Blockchains are thus defined in art. 8 of Law no. 12 of 11 February 2019 containing the “Technologies based on distributed registers and smart contract “: “defined as “Technologies based on distributed registers” as the IT technologies and protocols that use a shared, distributed, replicable, simultaneously accessible, architecturally decentralized on a cryptographic basis , such as to allow the recording, validation, updating and archiving of data both in clear text and further protected by encryption verifiable by each participant, which cannot be altered and cannot be modified “.
The question is: are the block chains all the same?
Of course, all blockchains have security as a common element. The sharing of data which, replicated in all nodes, are thus protected from the typical vulnerabilities of centralized architectures. Since the data cannot be made inaccessible and cannot be modified, a cyber attack should be launched on all the nodes making up the blockchain.
Another theme common to all types of blockchains is the integrity of the data, its immutability. The data reside on all the involved nodes and, since each block is tied with encrypted solutions and timestamped to the previous block, the data cannot be manipulated at all.
The differences between the types of blockchains then lie in the methods of accessing data, in the verification and validation of the blocks, in the mechanism of consent and in the rules for participation in the blockchain.
There are therefore characteristics that allow us to divide the blockchains into two macro types: the Permissionless and the Permissioned ones. The firsts are public and do not provide for access authorizations. The seconds are private and can provide access authorizations.
A permissionless blockchain (otherwise known as public) is an open blockchain that anyone who installs appropriate software can access by viewing each block and every single transaction. Anyone can submit transactions to the blockchain and can become an active part in the validation process.
The most famous permissionless blockchain is the famous Bitcoin created in 2009 by an anonymous inventor, known under the pseudonym of Satoshi Nakamoto.
You opt for a permissionless blockchain when the subjects that compose it do not have trust relationships between them or do not even know each other a priori. In this context, in which no centralized entity controls and verifies the transitions, the multitude of subjects involved in the validation (the so-called miners) must be motivated and incentivized with a fee for their activity.

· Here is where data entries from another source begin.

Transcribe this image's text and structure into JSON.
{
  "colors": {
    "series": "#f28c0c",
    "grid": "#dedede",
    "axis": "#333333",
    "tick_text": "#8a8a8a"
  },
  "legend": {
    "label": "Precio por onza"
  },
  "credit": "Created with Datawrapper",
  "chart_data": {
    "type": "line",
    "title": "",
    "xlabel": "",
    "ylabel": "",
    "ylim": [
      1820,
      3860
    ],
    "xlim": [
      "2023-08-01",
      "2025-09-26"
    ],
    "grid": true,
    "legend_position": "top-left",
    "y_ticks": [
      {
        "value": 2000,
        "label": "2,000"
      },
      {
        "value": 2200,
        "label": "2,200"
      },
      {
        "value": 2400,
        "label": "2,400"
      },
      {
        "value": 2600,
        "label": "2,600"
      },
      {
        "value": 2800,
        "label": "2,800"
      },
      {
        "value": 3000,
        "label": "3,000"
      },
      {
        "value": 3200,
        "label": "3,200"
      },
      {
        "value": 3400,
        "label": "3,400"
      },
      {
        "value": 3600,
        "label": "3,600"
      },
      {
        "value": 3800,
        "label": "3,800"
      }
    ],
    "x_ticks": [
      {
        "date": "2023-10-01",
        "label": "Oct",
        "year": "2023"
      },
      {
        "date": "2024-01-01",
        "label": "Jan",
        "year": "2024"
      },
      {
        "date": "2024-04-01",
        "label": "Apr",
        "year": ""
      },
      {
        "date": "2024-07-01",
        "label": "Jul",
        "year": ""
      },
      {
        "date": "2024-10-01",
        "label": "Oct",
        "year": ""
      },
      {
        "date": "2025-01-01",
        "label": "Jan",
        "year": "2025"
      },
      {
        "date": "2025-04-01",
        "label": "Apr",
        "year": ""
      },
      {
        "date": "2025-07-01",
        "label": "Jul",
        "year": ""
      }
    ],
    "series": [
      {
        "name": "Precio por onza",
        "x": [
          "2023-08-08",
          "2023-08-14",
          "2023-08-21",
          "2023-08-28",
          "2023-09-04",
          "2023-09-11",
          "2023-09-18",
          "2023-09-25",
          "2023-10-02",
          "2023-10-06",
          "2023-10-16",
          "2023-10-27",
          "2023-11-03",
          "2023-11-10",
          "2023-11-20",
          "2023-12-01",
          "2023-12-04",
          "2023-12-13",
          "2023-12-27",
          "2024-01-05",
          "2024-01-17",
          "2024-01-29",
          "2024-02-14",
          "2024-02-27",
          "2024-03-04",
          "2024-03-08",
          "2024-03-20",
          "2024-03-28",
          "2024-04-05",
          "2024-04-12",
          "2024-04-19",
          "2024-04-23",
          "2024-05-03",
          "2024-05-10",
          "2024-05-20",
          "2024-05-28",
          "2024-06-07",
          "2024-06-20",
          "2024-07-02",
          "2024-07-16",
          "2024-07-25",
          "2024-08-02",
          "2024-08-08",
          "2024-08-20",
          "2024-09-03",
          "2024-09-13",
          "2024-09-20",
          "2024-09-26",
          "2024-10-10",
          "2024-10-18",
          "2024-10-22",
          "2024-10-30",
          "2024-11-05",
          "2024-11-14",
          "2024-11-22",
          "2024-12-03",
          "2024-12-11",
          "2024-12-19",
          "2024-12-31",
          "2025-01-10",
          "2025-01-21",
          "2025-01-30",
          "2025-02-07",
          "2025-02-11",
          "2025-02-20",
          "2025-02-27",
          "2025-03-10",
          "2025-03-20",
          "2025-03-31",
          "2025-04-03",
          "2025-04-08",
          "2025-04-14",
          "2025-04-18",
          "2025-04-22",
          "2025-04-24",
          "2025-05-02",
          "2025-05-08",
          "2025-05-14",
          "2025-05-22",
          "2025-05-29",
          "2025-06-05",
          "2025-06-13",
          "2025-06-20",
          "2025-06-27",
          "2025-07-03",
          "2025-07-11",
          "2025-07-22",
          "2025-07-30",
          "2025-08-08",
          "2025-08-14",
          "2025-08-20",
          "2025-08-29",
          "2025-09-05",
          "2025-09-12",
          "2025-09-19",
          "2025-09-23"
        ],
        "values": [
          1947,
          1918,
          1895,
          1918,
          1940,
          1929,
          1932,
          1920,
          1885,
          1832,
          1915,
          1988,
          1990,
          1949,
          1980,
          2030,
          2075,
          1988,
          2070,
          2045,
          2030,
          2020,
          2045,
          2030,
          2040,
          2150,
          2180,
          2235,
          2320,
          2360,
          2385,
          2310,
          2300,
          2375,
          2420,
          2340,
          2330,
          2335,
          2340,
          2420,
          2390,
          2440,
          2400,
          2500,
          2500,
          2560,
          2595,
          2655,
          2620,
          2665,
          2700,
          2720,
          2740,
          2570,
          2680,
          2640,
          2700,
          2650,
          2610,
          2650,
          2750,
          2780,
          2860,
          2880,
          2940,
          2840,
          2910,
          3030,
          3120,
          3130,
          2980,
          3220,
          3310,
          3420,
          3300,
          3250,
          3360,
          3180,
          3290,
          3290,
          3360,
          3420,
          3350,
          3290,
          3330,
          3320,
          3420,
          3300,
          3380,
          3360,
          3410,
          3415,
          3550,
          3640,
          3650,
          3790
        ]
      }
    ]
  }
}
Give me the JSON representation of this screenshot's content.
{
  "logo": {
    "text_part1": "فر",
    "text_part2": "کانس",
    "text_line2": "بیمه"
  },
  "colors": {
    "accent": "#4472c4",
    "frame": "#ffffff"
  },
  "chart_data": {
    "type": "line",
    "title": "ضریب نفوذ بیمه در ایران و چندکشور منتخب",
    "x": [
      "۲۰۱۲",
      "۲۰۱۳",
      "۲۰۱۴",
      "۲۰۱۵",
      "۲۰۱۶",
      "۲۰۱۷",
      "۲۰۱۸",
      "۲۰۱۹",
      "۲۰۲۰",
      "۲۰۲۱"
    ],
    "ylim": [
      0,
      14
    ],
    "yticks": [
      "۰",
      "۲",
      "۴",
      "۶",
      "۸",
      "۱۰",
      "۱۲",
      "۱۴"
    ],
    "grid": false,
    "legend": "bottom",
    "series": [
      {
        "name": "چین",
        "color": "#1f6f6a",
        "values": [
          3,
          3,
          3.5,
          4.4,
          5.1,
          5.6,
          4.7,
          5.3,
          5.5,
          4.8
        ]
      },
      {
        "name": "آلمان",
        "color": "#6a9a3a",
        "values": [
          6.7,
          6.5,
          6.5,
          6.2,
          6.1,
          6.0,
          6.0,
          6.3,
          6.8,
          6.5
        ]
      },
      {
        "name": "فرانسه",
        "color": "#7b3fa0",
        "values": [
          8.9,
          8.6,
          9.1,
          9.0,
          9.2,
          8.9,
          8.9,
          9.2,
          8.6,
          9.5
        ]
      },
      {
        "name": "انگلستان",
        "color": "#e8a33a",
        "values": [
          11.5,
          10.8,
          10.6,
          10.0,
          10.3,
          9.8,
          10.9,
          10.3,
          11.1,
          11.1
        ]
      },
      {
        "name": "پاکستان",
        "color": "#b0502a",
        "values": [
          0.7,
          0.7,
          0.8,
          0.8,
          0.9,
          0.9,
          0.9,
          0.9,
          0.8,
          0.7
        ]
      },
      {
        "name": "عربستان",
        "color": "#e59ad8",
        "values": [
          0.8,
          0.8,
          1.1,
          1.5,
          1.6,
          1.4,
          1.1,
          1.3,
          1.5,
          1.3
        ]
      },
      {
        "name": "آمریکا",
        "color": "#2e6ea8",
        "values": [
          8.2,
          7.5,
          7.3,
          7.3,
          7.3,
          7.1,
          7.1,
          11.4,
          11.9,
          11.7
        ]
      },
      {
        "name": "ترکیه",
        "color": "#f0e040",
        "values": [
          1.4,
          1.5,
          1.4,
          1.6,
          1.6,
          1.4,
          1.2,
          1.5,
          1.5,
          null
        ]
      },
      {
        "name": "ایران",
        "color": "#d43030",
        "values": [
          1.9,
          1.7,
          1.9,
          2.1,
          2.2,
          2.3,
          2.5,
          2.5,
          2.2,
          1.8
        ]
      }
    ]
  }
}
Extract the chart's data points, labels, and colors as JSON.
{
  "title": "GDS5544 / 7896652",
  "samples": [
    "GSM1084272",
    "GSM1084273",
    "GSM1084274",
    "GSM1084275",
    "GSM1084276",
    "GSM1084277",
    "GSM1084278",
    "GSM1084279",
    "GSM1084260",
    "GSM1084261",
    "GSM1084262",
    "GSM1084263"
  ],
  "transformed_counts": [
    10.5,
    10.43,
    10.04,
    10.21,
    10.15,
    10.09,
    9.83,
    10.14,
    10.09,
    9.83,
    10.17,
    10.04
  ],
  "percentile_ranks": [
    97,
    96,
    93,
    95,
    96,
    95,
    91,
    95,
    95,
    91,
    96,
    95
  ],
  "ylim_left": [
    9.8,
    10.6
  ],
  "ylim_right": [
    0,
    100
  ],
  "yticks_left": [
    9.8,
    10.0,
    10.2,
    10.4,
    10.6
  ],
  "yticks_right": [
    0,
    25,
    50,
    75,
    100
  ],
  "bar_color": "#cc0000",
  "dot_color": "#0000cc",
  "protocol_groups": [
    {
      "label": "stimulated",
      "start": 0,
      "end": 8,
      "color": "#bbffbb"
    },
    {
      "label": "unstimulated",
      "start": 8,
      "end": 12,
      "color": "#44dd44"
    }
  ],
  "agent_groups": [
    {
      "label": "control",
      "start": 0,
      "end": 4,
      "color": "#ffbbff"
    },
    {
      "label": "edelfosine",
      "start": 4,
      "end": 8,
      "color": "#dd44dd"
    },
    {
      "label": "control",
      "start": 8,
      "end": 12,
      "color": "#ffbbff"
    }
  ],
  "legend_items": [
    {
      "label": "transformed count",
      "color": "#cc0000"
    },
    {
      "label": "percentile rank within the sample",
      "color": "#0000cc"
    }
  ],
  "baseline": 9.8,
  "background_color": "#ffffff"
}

A permissionless blockchain is therefore chosen if the possibility of exploiting transparency, security and immutability in the management of this blockchain case is decisive. The party adhering to such a blockchain must however accept that the validation of the transactions and the creation of blocks is the responsibility of each participant and that the verification and validation of the transactions take place on the basis of the majority of the nodes. It is not a limit, permissionless blockchain were born for this!
The permissionless blockchain (otherwise called private) allow you to define authorizations both regarding participation in the blockchain and regarding the permissions granted to each user. The provision of these privileges allows control over the participants while maintaining the advantages in terms of transparency and immutability typical of a blockchain.
A permissionless blockchain is chosen when there are previous relationships of knowledge and trust between the participants. In this context, the consensus mechanism for validation operates on the basis of the criteria defined by the consortium of members of the blockchain. Lacking the consensus mechanism typical of permissionless blockchain, we are faced with a leaner and more efficient procedure.
The typical case of implementation is therefore that of a consortium of organizations or companies aimed at managing a supply chain, transactions and information. The permissionless blockchain allows the customization of the governance rules in terms of authorizations and responsibilities.